Rather than using an ethernet in, can a router with open-wrt be used to as a repeater which grabs your current wifi signal and just "repeats" it?
The "router" is the part that "routes" traffic from your internal network to the external. Very basically, it gets a single public IP address on the external side, and performs mapping to the internal network's multiple private IP addresses. It may also have firewall/etc functionality.
Most routers, especially consumer ones, come with a built in switch. Those are your four ethernet ports on your router.
You can add a switch to a router, and it's basically the same as extending the built in switch. (The differences probably aren't relevant for your situation, but the overly abridged version is to not put any file servers/etc on your router's internal switch if you do add a switch and have most of the client PCs on that switch).
Personally if it were me, I would go for a very solid wired router with minimal ports, something with excellent throughput and handling of a high number of connections, then add a switch.
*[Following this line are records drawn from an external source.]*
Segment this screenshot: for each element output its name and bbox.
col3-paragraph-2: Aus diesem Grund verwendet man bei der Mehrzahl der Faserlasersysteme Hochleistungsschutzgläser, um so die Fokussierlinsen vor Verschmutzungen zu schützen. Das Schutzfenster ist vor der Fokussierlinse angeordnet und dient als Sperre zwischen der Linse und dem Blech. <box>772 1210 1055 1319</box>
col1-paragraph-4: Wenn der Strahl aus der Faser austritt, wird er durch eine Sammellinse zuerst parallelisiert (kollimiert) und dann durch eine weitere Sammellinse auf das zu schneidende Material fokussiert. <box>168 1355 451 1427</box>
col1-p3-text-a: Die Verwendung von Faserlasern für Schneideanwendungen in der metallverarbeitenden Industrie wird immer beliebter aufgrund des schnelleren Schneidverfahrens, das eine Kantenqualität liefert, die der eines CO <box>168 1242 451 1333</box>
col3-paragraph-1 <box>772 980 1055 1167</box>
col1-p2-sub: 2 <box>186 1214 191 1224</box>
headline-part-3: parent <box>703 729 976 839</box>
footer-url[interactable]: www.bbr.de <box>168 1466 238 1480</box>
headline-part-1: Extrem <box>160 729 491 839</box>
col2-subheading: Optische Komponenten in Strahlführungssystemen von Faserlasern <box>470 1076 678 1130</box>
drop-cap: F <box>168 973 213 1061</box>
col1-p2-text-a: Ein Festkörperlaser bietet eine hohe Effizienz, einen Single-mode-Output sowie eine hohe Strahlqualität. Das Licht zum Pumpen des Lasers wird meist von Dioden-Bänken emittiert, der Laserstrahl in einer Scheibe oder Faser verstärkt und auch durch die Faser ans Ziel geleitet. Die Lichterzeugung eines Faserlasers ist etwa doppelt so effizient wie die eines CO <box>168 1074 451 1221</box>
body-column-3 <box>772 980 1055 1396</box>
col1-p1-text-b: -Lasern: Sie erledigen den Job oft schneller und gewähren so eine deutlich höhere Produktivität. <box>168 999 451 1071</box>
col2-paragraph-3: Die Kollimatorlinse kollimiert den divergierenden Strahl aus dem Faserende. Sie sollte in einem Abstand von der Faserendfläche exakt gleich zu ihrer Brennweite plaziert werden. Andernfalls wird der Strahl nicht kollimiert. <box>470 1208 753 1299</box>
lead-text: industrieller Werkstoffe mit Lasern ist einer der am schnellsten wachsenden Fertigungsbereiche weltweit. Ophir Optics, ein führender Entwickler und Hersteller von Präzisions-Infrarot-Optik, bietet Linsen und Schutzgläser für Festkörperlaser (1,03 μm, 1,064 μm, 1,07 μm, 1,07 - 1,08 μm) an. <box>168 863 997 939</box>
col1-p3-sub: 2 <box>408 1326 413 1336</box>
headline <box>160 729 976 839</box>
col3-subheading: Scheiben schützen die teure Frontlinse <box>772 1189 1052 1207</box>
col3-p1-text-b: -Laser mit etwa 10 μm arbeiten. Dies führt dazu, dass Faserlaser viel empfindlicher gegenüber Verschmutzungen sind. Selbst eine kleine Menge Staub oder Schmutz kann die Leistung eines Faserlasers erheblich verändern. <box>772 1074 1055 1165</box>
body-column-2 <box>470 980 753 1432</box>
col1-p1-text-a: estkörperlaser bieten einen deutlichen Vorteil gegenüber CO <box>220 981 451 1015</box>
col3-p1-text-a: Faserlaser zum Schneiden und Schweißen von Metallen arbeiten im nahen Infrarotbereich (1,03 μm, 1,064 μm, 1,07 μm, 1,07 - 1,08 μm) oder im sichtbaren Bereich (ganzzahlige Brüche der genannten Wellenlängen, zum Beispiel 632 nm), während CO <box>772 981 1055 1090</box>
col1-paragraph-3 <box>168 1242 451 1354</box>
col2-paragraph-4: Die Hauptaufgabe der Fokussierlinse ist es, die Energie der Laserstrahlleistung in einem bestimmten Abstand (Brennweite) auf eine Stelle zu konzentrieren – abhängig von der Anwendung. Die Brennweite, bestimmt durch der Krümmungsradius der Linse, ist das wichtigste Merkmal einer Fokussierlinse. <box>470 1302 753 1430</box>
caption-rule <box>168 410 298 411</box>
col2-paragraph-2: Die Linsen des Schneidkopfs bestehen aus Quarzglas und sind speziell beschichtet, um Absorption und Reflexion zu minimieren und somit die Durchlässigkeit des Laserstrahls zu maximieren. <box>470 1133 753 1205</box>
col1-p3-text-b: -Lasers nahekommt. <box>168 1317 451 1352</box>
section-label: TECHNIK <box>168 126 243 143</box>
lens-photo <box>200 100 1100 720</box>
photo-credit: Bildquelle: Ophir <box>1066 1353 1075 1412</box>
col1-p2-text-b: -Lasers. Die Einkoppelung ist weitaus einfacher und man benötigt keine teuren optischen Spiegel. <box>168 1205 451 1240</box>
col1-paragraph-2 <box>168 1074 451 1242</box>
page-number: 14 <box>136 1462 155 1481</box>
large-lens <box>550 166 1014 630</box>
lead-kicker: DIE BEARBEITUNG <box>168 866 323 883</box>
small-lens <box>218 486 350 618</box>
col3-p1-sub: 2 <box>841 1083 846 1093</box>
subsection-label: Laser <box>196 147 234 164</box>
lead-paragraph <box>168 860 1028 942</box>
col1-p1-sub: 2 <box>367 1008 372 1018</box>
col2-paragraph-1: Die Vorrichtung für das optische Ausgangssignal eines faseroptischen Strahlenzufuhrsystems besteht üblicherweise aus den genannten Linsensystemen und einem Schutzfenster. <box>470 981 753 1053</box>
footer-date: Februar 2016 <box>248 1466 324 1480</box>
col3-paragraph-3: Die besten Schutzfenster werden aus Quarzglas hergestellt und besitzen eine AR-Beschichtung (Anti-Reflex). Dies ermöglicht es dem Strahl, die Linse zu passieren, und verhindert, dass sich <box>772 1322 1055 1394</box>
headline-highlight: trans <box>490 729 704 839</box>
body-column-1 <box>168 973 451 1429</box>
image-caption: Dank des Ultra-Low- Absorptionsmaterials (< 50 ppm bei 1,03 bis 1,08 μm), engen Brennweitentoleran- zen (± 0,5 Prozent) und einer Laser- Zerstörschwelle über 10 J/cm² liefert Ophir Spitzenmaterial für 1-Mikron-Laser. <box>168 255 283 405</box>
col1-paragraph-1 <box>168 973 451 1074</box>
But if you just need something now on a tight budget, tossing in something cheap like this, eventually adding a switch to increase your wired capacity, and maybe eventually upgrading your router is perfectly fine.
FYI, if you're locating your switch near your router, you can even just get a 10/100 router and be fine. Since so long as you buy a gigabit switch, your internal network connected to that switch will be gigabit, and it won't matter that your router connects to that at 100, since your internet connection is basically guaranteed to run slower than that even.
But when you stream the local data over wifi, the streaming speed will be limitted at 100Mb, not 300Mb, right? That's why I say N routers without Gigabit Lan ports are money wasting.
one thing I learned from trial and error is the receiving device must have 300mb card/adapter. A lot of wifi N adapters, especially the cheap ones, only do 150mb.
I don't have direct line of sight and I get 280+mb.
True but what Windows says isn't the actual speed you are getting. I think you can use something like LAN Speed Test from CNET downloads to test how fast what you are getting on wireless. I can guarantee that your are not getting 280 Mbs transfer of files.
Also a link from Smallnetbuilder. Looks like only AC routers are able to go over 100Mbps therefore they are the ones only really benefitting on the GigLan. GigLan is best for wired to wired routing. Also these are using the 5Ghz bands.
Is anyone using multiple units to spread coverage? If so, are you setting the channels manually or leaving them Auto? I'm tempted to replace my RT-N16 with the second Rosewill I bought, since the Asus seems to refuse my login now. Took me so long to tweak it to behave with another AP and separate DHCP I'm afraid to reset it to ferret out what's up.